[Date Prev][Date Next][Thread Prev][Thread Next][Date Index][Thread Index]

Re: Future direction of IPsec in OpenBSD.



On Mon, Aug 13, 2001 at 02:42:52AM +1000, Darren Reed wrote:
> Is there any stated direction for IPSec within OpenBSD?  Is it likely to
> adopt KAME completely or will it continue to be its own project?  From
> my experiments over the weekend, the shipped version of IPSec in both
> NetBSD 1.5 and OpenBSD 2.9 barely works when it comes to IKE and isakmpd
> is a monster.  To give a brief of what I was able to achieve:
> 
> * manual keying between NetBSD/OpenBSD/Solaris8 works without a problem;
>
Thanks for reporting this to the archives.

> * using isakmpd, a Windows2000sp2 box can initiate an IPSec session with
>   either NetBSD or OpenBSD but neither can initiate a session with Win2k.
>   Only "problem" is the IKE session drops out and is not kept alive.
> 
> * restarting isakmpd requires that any current sessions in win2k be
>   flushed with a restart of the ipsec policy service and vice versa;
> 
It's a well-known non-standard-conforming phenomenon commonly observed
in windoze. Fortunately w98 did not have any proprietary ipsec code.

Heads-up: read the "developed by MS & Cisco..." notice. And you would
understand why even though you dont have w2k source to trace.  With
your talent in ipfilter implementation, would not be difficult.

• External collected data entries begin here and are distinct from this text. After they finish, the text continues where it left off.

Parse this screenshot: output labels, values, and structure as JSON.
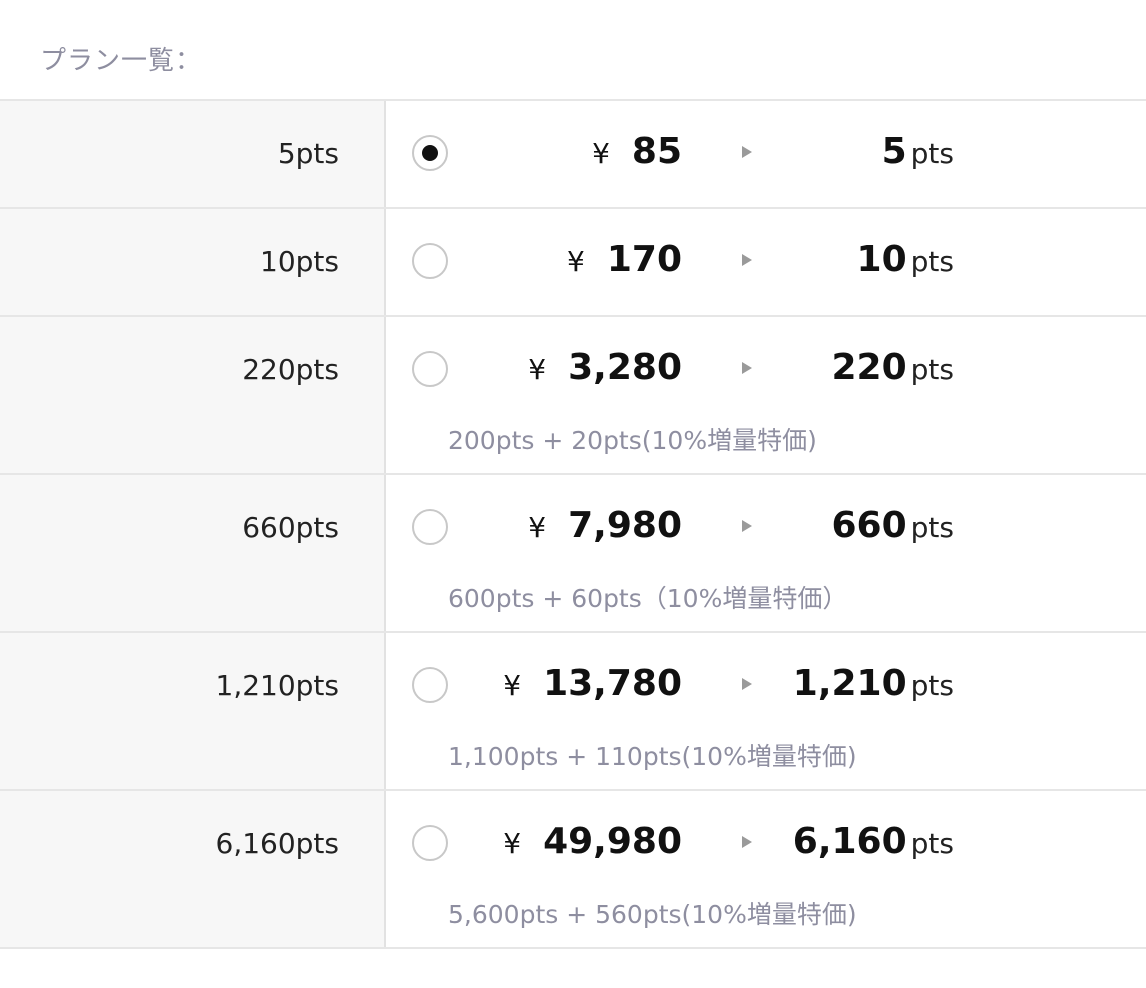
{
  "header": {
    "label": "プラン一覧："
  },
  "plans": [
    {
      "label": "5pts",
      "selected": true,
      "yen": "¥",
      "price": "85",
      "points": "5",
      "unit": "pts",
      "note": ""
    },
    {
      "label": "10pts",
      "selected": false,
      "yen": "¥",
      "price": "170",
      "points": "10",
      "unit": "pts",
      "note": ""
    },
    {
      "label": "220pts",
      "selected": false,
      "yen": "¥",
      "price": "3,280",
      "points": "220",
      "unit": "pts",
      "note": "200pts + 20pts(10%増量特価)"
    },
    {
      "label": "660pts",
      "selected": false,
      "yen": "¥",
      "price": "7,980",
      "points": "660",
      "unit": "pts",
      "note": "600pts + 60pts（10%増量特価）"
    },
    {
      "label": "1,210pts",
      "selected": false,
      "yen": "¥",
      "price": "13,780",
      "points": "1,210",
      "unit": "pts",
      "note": "1,100pts + 110pts(10%増量特価)"
    },
    {
      "label": "6,160pts",
      "selected": false,
      "yen": "¥",
      "price": "49,980",
      "points": "6,160",
      "unit": "pts",
      "note": "5,600pts + 560pts(10%増量特価)"
    }
  ]
}
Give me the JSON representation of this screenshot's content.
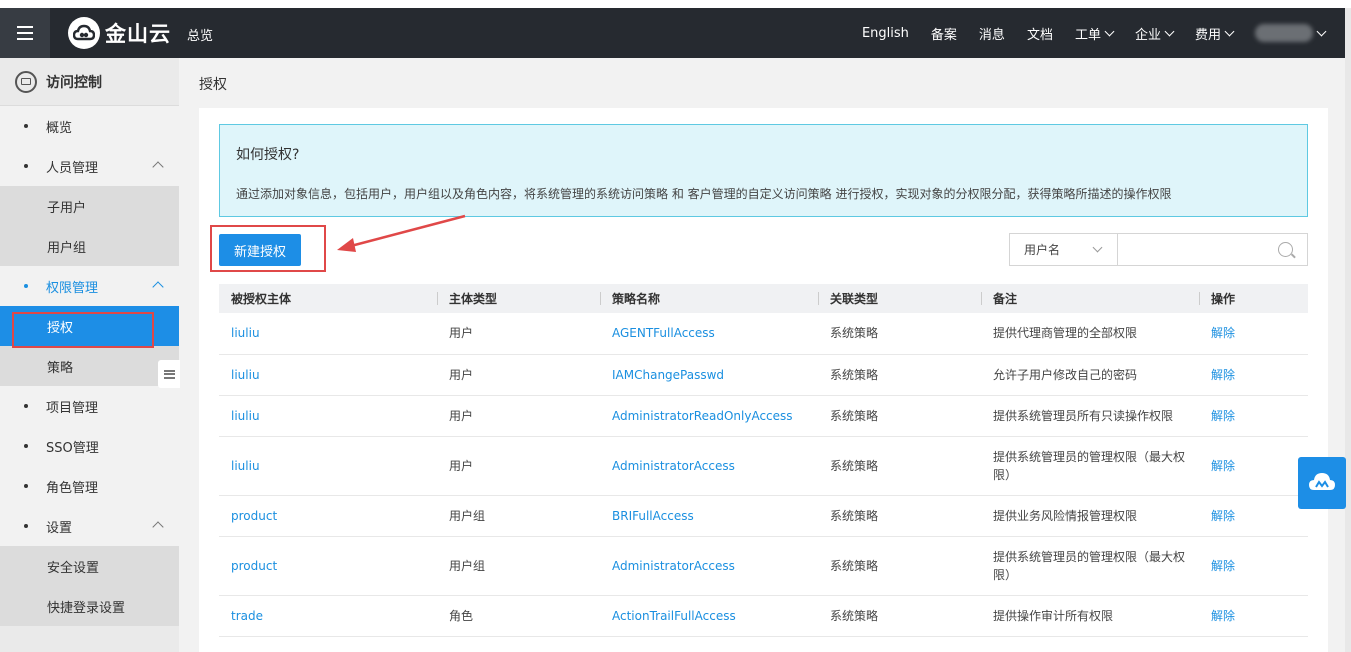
{
  "header": {
    "brand": "金山云",
    "overview": "总览",
    "nav": [
      {
        "label": "English",
        "dropdown": false
      },
      {
        "label": "备案",
        "dropdown": false
      },
      {
        "label": "消息",
        "dropdown": false
      },
      {
        "label": "文档",
        "dropdown": false
      },
      {
        "label": "工单",
        "dropdown": true
      },
      {
        "label": "企业",
        "dropdown": true
      },
      {
        "label": "费用",
        "dropdown": true
      }
    ]
  },
  "sidebar": {
    "title": "访问控制",
    "items": [
      {
        "label": "概览"
      },
      {
        "label": "人员管理",
        "sub": [
          "子用户",
          "用户组"
        ]
      },
      {
        "label": "权限管理",
        "sub": [
          "授权",
          "策略"
        ]
      },
      {
        "label": "项目管理"
      },
      {
        "label": "SSO管理"
      },
      {
        "label": "角色管理"
      },
      {
        "label": "设置",
        "sub": [
          "安全设置",
          "快捷登录设置"
        ]
      }
    ]
  },
  "main": {
    "breadcrumb": "授权",
    "info_title": "如何授权?",
    "info_text": "通过添加对象信息，包括用户，用户组以及角色内容，将系统管理的系统访问策略 和 客户管理的自定义访问策略 进行授权，实现对象的分权限分配，获得策略所描述的操作权限",
    "new_button": "新建授权",
    "filter_select": "用户名",
    "filter_input_value": "",
    "columns": [
      "被授权主体",
      "主体类型",
      "策略名称",
      "关联类型",
      "备注",
      "操作"
    ],
    "rows": [
      {
        "subject": "liuliu",
        "type": "用户",
        "policy": "AGENTFullAccess",
        "relation": "系统策略",
        "note": "提供代理商管理的全部权限",
        "op": "解除"
      },
      {
        "subject": "liuliu",
        "type": "用户",
        "policy": "IAMChangePasswd",
        "relation": "系统策略",
        "note": "允许子用户修改自己的密码",
        "op": "解除"
      },
      {
        "subject": "liuliu",
        "type": "用户",
        "policy": "AdministratorReadOnlyAccess",
        "relation": "系统策略",
        "note": "提供系统管理员所有只读操作权限",
        "op": "解除"
      },
      {
        "subject": "liuliu",
        "type": "用户",
        "policy": "AdministratorAccess",
        "relation": "系统策略",
        "note": "提供系统管理员的管理权限（最大权限）",
        "op": "解除"
      },
      {
        "subject": "product",
        "type": "用户组",
        "policy": "BRIFullAccess",
        "relation": "系统策略",
        "note": "提供业务风险情报管理权限",
        "op": "解除"
      },
      {
        "subject": "product",
        "type": "用户组",
        "policy": "AdministratorAccess",
        "relation": "系统策略",
        "note": "提供系统管理员的管理权限（最大权限）",
        "op": "解除"
      },
      {
        "subject": "trade",
        "type": "角色",
        "policy": "ActionTrailFullAccess",
        "relation": "系统策略",
        "note": "提供操作审计所有权限",
        "op": "解除"
      }
    ]
  },
  "colors": {
    "topbar": "#262a30",
    "accent": "#1d8ee6",
    "highlight": "#e04848",
    "info_bg": "#dff5fa"
  }
}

> * using racoon on NetBSD 1.5 (with a relatively current KAME snapshot),
>   NetBSD can successfully initiate or receive an IPSec session from win2k
>   (which doesn't time out);
> 
OK, please report success story to NetBSD.

> * isakmpd on OpenBSD 2.9 and racoon on NetBSD 1.5 do not seem to work
>   very well at all.  I'm not sure if it is a configuration problem on
>   my behalf or they just hate each other.
>
I am pretty satisfied by the fact that OBSD isakmpd can work very well
with OBSD isakmpd and PGP clean-source clients.

> I guess the key here is isakmpd.  Is it actively being maintained in
> OpenBSD or is starting to suffer from bitrot with the eventual goal
> for it to be replaced by racoon?  If there are plans for the integration
> of KAME into OpenBSD I'll saunter off and try the latest KAME snapshot
> for OpenBSD 2.9.  If anyone here is taking votes, I put my hand up for
> racoon - isakmpd is a bitch to configure by comparison!
> 
OpenBSD already had ipv6 and altq from Kame. 
We already have home-made ipsec implementation.
If there is any issue associated with the code, our developers will
definately fix them according to standards, rather than replacing
the code.

> If anyone else has any war stories about getting IPSec to work between
> the above three systems, I'd like to hear from you.
> 
If you have any concrete bug-criticism, OpenBSD IPsec implementators
will definately interact with you.  Or, unlike me just a user, you can
even participate in refining the code and implementation. I dont
think Theo et al would be unfriendly to you for any past issue. Why
not start from what you are good at, i.e., packet filter, which is
still in its infancy and needs people like you?